I laughed at the greedy giant. Big Slippery was famous among Oakland’s male strippers, a tough circuit to crack. Most of them were cliquish, competitive as hell, and straight. Big Slippery was everything but the last, which made his success so ironic. The twins knew he was gay and so did his clients, but he brought in the most money.
“I won’t tell ’em,” I said.
“Good.”
“I thought you moved to New York anyway.” Phine and Nelia had been mad as hornets when Big Slippery announced his plans to dance on Broadway. Far as I knew, he had gone to New York around the same time as Billy’s murder.

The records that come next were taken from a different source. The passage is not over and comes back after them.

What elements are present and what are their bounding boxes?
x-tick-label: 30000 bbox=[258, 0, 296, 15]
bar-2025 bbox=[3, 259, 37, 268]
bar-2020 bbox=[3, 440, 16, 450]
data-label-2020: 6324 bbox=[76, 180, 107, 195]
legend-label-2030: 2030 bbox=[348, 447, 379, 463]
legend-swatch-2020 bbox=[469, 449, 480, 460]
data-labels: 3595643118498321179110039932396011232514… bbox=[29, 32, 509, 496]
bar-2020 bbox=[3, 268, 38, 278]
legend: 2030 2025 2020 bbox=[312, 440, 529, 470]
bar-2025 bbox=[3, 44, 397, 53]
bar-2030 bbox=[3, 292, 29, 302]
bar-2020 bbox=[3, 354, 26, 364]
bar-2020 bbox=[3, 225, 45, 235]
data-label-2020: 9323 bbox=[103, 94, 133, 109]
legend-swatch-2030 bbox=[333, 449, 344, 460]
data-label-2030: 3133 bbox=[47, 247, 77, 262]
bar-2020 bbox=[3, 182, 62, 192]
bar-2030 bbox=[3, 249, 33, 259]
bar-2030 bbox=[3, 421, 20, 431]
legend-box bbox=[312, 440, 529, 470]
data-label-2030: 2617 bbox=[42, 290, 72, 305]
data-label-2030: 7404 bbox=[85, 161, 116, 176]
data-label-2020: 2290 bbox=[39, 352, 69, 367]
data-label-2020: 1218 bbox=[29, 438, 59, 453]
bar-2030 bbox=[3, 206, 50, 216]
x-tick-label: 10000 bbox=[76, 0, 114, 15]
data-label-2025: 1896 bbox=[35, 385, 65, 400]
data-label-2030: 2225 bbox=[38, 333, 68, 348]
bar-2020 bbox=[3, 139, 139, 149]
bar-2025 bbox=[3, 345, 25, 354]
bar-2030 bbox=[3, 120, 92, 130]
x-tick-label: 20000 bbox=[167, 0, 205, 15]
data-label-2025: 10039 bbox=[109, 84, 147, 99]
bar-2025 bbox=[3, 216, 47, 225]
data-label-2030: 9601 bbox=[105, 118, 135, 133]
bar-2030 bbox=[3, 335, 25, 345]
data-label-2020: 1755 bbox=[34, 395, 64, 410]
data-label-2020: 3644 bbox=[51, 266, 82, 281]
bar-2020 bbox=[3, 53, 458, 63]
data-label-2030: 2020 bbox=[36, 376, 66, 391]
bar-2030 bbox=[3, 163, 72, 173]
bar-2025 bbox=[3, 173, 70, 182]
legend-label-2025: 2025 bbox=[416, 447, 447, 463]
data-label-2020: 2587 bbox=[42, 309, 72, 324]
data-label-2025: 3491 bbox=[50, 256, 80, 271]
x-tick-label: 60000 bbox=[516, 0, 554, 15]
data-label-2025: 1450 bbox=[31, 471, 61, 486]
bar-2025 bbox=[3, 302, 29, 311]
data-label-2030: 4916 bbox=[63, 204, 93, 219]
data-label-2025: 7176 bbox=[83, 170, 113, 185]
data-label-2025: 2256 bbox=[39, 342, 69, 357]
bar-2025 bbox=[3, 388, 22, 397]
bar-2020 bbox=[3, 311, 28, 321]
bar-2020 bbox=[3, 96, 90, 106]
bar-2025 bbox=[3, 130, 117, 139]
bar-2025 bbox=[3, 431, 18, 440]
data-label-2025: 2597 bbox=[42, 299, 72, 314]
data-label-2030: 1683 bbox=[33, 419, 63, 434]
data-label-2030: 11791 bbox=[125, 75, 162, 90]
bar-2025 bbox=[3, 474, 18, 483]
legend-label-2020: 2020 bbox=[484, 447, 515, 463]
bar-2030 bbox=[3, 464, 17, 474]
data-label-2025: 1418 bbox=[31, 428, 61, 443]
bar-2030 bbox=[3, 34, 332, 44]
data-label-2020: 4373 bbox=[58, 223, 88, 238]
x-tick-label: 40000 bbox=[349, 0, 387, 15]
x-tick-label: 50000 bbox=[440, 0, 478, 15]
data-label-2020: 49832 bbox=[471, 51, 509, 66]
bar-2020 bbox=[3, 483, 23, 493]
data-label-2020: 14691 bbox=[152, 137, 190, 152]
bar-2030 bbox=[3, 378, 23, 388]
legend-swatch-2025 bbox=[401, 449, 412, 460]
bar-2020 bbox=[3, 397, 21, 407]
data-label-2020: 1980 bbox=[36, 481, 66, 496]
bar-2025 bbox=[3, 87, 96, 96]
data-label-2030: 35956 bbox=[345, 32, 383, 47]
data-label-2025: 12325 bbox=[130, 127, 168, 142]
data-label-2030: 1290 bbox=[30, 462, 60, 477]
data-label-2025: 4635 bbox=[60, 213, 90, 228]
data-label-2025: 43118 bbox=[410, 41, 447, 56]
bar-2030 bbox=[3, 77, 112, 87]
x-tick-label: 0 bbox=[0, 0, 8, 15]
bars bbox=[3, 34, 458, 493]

“New York. Puh-lease! Made a punk out of me, and I’ll be the first one to tell it. It was too buck-wild for me. My first day there, the cabdriver took me to Ho Stroll. Motherfucker, the hookers was ass-naked in broad daylight! Ass and titties and shit, just
out
flesh-and-blood to the world.
“I got my behind back on the plane, okay? I’m staying right here in Oakland. Oakland’s the only place for me in 1989. California, North Oakland, Fifty-first Avenue. Corner house on the left. Third bedroom on the right at the top of the stairs.”
The door opened and one of the partyers slid in to retrieve her purse. Price tags hung from her collar. Big Slippery didn’t miss a thing. “No, mommy, the Gucci you had on before was fierce. Black girls got to let go of Ann Taylor, she don’t mean y’all nothing but harm.”
The girl nodded and left the room.
“I saw your boy Holly today. He like to run me over in front of Flint’s Barbeque on East Fourteenth.”
“Holly? You sure?” It was too much to hope for. I hadn’t known where to start in my search for him.
“Yeah, it was him. That nigga looked like he was on his way to kill somebody or had just come from doing it.”
I walked out of the bedroom intent on searching the Kill Zone for Holly. Holly’s silence when I paged him made me nervous. He always answered his pages; I’d even used the emergency code of 911 twice.